🤖 AI Summary
This paper addresses the challenge of calibrating prediction uncertainty in nonstationary time series induced by regime shifts. We propose a distribution-free, online-updatable uncertainty quantification method. Methodologically, we (1) develop a deep switching state-space model to capture dynamic nonstationarity; (2) design a unified conformal wrapping framework that integrates adaptive conformal inference (ACI) and aggregated ACI (AgACI), providing finite-sample marginal coverage guarantees under model misspecification and limited data; and (3) ensure compatibility with diverse sequence models—including S4, MC-Dropout GRU, and sparse Gaussian processes.

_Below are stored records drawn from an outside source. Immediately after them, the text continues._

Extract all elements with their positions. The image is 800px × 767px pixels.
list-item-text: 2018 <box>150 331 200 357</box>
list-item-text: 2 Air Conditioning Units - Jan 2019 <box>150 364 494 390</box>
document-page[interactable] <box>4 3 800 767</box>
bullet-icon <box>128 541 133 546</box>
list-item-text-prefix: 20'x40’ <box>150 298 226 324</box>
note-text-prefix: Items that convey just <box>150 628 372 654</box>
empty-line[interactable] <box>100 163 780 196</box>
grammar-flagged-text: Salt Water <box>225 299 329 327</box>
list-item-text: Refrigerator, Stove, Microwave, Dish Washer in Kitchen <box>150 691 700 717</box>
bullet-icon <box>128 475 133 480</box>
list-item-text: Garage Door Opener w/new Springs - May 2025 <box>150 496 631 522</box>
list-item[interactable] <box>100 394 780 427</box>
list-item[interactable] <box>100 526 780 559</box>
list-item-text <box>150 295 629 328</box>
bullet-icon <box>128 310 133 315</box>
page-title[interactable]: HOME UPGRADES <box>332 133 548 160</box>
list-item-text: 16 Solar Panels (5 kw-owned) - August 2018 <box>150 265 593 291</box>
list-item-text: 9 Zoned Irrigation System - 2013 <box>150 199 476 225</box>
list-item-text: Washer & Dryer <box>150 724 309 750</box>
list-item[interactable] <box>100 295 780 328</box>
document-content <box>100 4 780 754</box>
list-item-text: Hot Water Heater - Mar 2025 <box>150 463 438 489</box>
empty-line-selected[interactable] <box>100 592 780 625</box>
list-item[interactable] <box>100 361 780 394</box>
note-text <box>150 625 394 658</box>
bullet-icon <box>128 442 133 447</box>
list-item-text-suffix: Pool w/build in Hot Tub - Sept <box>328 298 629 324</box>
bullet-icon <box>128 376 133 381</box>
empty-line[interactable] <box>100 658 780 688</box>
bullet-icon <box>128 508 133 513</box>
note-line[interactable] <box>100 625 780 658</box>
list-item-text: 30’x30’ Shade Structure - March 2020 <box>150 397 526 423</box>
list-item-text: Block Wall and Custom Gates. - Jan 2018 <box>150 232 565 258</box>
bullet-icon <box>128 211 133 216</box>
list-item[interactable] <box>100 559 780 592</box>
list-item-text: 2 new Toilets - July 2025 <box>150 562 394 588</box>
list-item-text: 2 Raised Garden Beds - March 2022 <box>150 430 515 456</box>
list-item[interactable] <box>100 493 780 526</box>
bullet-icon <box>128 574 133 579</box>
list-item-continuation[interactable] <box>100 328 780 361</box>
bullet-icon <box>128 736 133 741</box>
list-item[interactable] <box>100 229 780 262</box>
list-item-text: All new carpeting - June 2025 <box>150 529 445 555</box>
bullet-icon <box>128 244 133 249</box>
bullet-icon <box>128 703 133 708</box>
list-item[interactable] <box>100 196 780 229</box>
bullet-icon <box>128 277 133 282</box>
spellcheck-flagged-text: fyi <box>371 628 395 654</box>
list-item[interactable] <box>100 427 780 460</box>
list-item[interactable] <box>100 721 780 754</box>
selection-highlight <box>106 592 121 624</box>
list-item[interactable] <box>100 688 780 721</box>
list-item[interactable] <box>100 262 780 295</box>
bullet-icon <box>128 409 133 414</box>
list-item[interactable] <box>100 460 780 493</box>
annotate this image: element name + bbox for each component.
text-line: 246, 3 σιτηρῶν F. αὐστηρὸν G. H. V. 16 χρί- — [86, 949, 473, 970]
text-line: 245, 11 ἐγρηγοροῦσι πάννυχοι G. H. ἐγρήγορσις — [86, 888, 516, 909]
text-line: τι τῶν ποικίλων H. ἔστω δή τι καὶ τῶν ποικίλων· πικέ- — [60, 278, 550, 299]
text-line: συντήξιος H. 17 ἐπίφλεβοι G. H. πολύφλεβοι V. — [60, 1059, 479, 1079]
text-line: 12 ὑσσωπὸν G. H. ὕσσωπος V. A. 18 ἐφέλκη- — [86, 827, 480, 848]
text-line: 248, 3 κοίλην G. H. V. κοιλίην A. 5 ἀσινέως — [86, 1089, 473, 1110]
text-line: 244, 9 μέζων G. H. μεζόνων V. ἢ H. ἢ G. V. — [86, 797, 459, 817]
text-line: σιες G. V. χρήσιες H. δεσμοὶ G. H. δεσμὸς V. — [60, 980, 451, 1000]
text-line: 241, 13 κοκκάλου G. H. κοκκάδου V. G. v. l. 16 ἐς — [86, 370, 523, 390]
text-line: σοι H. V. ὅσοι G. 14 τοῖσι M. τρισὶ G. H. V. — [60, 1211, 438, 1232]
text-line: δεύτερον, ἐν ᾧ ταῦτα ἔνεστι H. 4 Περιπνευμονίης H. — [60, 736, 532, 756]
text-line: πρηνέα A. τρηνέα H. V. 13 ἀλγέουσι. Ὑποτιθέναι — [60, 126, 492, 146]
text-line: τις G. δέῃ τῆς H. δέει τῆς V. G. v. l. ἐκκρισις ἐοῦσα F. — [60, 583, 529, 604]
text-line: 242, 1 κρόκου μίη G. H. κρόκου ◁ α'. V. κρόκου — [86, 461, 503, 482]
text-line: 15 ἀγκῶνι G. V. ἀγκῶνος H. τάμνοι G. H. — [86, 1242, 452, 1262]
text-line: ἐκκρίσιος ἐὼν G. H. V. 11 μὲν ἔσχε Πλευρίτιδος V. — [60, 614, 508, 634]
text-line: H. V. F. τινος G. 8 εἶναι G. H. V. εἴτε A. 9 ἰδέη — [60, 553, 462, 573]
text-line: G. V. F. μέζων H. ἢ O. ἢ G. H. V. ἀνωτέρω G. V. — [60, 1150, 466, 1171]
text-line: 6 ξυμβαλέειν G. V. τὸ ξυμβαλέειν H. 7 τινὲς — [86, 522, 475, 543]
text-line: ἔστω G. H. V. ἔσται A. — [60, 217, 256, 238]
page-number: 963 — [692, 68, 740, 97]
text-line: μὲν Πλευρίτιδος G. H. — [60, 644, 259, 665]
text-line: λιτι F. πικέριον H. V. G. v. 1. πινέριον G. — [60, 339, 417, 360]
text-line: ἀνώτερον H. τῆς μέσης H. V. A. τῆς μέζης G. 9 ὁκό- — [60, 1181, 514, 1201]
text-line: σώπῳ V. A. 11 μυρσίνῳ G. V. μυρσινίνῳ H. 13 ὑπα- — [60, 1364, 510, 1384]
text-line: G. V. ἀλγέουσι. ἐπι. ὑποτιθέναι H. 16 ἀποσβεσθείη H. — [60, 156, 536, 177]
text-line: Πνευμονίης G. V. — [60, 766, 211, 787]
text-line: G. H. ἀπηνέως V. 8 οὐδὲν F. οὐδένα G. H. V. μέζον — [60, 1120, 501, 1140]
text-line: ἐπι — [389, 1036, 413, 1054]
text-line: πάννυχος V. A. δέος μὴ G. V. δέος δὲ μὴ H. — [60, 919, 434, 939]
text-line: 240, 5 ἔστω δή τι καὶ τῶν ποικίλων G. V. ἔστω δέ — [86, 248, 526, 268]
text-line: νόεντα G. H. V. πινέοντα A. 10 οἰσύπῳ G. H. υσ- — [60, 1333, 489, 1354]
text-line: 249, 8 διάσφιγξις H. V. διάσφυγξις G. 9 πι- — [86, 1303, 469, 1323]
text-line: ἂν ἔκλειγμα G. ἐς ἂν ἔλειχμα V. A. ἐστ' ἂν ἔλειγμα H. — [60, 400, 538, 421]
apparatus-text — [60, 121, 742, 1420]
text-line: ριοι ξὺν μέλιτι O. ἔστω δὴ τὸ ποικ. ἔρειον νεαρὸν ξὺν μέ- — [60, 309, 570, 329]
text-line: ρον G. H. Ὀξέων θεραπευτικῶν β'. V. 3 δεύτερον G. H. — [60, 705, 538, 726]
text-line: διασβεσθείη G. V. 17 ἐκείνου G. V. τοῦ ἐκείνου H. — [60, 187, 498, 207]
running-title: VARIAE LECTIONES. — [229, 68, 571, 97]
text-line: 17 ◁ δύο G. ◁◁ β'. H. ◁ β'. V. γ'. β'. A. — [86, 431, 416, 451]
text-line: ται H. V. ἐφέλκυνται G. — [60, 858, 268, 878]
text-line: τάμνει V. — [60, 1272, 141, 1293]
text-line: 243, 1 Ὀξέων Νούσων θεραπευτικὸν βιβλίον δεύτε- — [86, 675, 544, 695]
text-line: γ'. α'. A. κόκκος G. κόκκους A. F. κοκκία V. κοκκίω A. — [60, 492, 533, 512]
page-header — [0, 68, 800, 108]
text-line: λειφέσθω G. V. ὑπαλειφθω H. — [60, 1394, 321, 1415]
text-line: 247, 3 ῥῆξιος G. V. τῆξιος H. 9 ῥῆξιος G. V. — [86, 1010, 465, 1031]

Experiments on synthetic and real-world benchmarks demonstrate that our approach achieves coverage probabilities close to the nominal level, maintains competitive point prediction accuracy, and substantially narrows prediction intervals compared to existing methods.
📝 Abstract
Regime transitions routinely break stationarity in time series, making calibrated uncertainty as important as point accuracy. We study distribution-free uncertainty for regime-switching forecasting by coupling Deep Switching State Space Models with Adaptive Conformal Inference (ACI) and its aggregated variant (AgACI). We also introduce a unified conformal wrapper that sits atop strong sequence baselines including S4, MC-Dropout GRU, sparse Gaussian processes, and a change-point local model to produce online predictive bands with finite-sample marginal guarantees under nonstationarity and model misspecification. Across synthetic and real datasets, conformalized forecasters achieve near-nominal coverage with competitive accuracy and generally improved band efficiency.